The full list of banned products was published on the Russian legal information website.

READ MORE: Putin bans agricultural imports from sanctioning countries for 1 year

The Prime Minister also said Russia has stopped transit flights by Ukrainian airlines to such destinations as Georgia, Azerbaijan, Armenia and Turkey, adding that the country was considering a ban of transit flights for European and US Airlines to the Asia-Pacific region.

Western sanctions were a “dead-end track”, but Russia has been forced to respond to the measures taken by the western countries, Medvedev added.

Alcohol imports from both the EU and the US will not be restricted.

“We are actually speaking of an embargo on imports of whole categories of products from countries which have introduced sanctions against Russian organizations and individuals,” Medvedev said.

Dmitry Medvedev instructed the Federal Customs Service (FCS) to see that the banned imports could not cross the Russian border.

The Russian PM has also warned against possible attempts to use the situation to drive up prices.

“I would like to warn that attempts to gain from price speculation in this situation will be roughly stopped,” Medvedev said.

The Russian PM added that Moscow still had a lot of trading partners abroad, which it had not placed on the retaliatory sanctions list.

Russia’s agricultural watchdog Rosselkhoznadzor has announced plans to increase imports from Chile, which could include vegetables, fruit, fish, shellfish, meat and milk.

Imports of fish, which last year amounted to 53,000 tons, may grow two or three times. Shellfish imports might increase from 3,000 tons to 15,000-20,000 tons,” the watchdog said in a statement.

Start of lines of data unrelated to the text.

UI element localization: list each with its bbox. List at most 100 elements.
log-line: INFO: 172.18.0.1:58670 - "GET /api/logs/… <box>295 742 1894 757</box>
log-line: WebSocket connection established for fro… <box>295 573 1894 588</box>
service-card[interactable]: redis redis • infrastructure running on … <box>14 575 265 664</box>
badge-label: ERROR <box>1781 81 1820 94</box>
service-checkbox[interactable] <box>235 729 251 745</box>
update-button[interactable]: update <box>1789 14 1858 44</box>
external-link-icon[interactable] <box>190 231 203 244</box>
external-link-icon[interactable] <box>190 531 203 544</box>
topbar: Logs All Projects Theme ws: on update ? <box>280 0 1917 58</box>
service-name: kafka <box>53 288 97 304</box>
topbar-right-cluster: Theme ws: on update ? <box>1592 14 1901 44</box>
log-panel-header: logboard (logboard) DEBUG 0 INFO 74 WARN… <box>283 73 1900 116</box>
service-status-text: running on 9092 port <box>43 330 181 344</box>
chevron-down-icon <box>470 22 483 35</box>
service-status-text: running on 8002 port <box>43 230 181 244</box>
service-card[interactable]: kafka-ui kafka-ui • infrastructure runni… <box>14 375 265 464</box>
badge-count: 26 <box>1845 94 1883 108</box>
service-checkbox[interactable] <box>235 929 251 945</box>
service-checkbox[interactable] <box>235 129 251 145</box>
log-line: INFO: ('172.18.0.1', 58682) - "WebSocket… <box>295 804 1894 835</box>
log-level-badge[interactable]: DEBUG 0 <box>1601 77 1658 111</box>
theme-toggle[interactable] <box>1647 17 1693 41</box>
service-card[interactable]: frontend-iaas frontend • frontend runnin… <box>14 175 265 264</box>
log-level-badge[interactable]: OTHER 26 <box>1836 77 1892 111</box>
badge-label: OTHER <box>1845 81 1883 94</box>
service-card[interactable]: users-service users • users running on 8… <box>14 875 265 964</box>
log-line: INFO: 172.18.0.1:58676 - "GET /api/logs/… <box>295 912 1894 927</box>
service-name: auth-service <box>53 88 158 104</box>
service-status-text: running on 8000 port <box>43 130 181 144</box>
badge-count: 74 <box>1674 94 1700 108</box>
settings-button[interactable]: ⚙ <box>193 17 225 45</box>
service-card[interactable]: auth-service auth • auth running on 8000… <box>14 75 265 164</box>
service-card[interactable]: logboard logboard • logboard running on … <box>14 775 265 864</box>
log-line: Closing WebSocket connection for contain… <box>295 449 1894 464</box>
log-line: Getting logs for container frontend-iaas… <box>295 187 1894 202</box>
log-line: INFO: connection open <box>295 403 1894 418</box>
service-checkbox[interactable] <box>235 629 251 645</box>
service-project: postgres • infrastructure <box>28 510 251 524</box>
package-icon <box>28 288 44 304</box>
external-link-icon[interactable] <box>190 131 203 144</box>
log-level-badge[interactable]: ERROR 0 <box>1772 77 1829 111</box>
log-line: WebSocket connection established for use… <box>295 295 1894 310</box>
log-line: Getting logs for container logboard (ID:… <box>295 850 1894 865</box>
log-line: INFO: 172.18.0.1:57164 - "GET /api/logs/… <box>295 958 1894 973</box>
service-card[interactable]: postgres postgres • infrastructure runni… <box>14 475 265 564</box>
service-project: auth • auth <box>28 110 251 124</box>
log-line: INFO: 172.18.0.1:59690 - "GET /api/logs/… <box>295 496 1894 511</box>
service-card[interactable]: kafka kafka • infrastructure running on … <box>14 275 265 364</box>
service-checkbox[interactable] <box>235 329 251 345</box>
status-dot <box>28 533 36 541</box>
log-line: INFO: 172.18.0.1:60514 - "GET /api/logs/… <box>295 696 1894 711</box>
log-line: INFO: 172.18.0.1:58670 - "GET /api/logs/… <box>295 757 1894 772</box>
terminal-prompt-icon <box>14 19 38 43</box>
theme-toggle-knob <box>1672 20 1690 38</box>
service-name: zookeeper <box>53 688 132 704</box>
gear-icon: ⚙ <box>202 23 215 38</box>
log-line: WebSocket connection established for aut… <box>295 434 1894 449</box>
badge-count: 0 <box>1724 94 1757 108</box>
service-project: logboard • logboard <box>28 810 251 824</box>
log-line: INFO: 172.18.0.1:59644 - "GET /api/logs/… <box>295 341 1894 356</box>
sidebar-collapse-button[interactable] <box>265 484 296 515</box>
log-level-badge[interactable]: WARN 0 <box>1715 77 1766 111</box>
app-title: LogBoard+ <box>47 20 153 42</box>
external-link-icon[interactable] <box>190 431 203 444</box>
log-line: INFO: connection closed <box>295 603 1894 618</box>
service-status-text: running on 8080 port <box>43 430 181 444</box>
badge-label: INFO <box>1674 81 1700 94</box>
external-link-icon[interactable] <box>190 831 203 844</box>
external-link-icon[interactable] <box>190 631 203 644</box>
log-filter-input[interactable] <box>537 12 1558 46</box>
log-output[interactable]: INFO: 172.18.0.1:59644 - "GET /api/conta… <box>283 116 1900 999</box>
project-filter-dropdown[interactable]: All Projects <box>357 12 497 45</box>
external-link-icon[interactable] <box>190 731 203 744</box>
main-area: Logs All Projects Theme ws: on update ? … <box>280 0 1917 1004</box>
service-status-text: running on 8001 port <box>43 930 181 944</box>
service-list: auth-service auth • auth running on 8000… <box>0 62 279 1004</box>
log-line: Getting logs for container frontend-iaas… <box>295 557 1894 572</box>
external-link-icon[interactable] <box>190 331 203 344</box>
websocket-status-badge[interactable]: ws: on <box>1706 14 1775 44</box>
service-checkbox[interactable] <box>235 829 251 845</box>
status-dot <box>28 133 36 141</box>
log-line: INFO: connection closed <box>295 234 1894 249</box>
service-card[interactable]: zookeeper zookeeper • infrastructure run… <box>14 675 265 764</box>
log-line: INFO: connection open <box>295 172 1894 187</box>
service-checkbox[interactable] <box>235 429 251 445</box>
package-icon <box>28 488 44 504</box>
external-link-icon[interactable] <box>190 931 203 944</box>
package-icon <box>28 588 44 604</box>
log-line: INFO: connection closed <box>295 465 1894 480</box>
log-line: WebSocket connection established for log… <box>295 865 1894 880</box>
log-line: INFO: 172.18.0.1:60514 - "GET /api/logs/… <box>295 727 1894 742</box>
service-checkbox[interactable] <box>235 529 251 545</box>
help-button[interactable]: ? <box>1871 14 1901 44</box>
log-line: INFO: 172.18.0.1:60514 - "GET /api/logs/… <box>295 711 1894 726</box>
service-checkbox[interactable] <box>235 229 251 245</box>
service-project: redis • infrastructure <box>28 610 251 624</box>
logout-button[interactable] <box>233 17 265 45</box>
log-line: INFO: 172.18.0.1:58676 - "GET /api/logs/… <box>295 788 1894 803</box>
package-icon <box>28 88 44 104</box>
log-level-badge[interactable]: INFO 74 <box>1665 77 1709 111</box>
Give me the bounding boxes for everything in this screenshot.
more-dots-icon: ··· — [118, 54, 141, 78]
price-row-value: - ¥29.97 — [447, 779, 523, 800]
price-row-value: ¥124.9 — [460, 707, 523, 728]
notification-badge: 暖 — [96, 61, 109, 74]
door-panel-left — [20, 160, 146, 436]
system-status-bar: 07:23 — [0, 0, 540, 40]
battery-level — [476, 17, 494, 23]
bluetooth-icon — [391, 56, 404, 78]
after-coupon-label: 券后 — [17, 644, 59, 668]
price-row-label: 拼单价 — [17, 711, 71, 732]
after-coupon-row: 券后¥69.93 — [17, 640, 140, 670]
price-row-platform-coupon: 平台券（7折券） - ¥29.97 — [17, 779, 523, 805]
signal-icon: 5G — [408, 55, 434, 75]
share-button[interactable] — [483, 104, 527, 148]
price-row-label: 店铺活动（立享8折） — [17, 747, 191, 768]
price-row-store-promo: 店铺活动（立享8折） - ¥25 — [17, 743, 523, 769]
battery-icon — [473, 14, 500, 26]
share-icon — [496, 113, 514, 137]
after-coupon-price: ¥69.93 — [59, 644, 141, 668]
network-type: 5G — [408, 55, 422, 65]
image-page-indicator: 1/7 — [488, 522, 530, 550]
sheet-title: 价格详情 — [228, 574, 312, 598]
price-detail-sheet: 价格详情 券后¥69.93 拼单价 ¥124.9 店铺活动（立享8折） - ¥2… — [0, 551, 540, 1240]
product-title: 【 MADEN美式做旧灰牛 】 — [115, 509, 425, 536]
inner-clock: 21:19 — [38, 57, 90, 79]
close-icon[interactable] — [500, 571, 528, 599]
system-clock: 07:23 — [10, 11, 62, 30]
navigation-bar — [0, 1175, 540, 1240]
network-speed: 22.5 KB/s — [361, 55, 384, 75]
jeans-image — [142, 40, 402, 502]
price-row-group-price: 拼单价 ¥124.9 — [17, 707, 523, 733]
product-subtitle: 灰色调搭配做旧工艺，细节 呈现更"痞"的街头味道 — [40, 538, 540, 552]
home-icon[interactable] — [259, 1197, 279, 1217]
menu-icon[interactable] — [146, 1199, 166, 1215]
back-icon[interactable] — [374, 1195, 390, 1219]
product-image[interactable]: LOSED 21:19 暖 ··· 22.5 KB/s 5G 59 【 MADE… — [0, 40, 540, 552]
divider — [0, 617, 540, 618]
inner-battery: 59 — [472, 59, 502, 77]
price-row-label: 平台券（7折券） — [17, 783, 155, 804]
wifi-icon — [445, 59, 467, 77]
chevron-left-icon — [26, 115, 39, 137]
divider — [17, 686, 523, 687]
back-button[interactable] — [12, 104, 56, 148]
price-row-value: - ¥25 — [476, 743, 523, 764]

Medvedev said he sincerely hoped“our partners’ economic pragmatism will prevail over bad political decisions, and they will think before trying to frighten Russia and impose restrictions on it. And mutual trade and economic partnership will be restored in the volumes which existed before. We would have liked that to happen.”

In 2013, Russia imported $6.7 billion of meat and meat products in total. The largest suppliers came from now-banned countries like Denmark (6.6% of total Russian meat products), Germany (6.4%), USA (5.3%), and Canada (3.8%).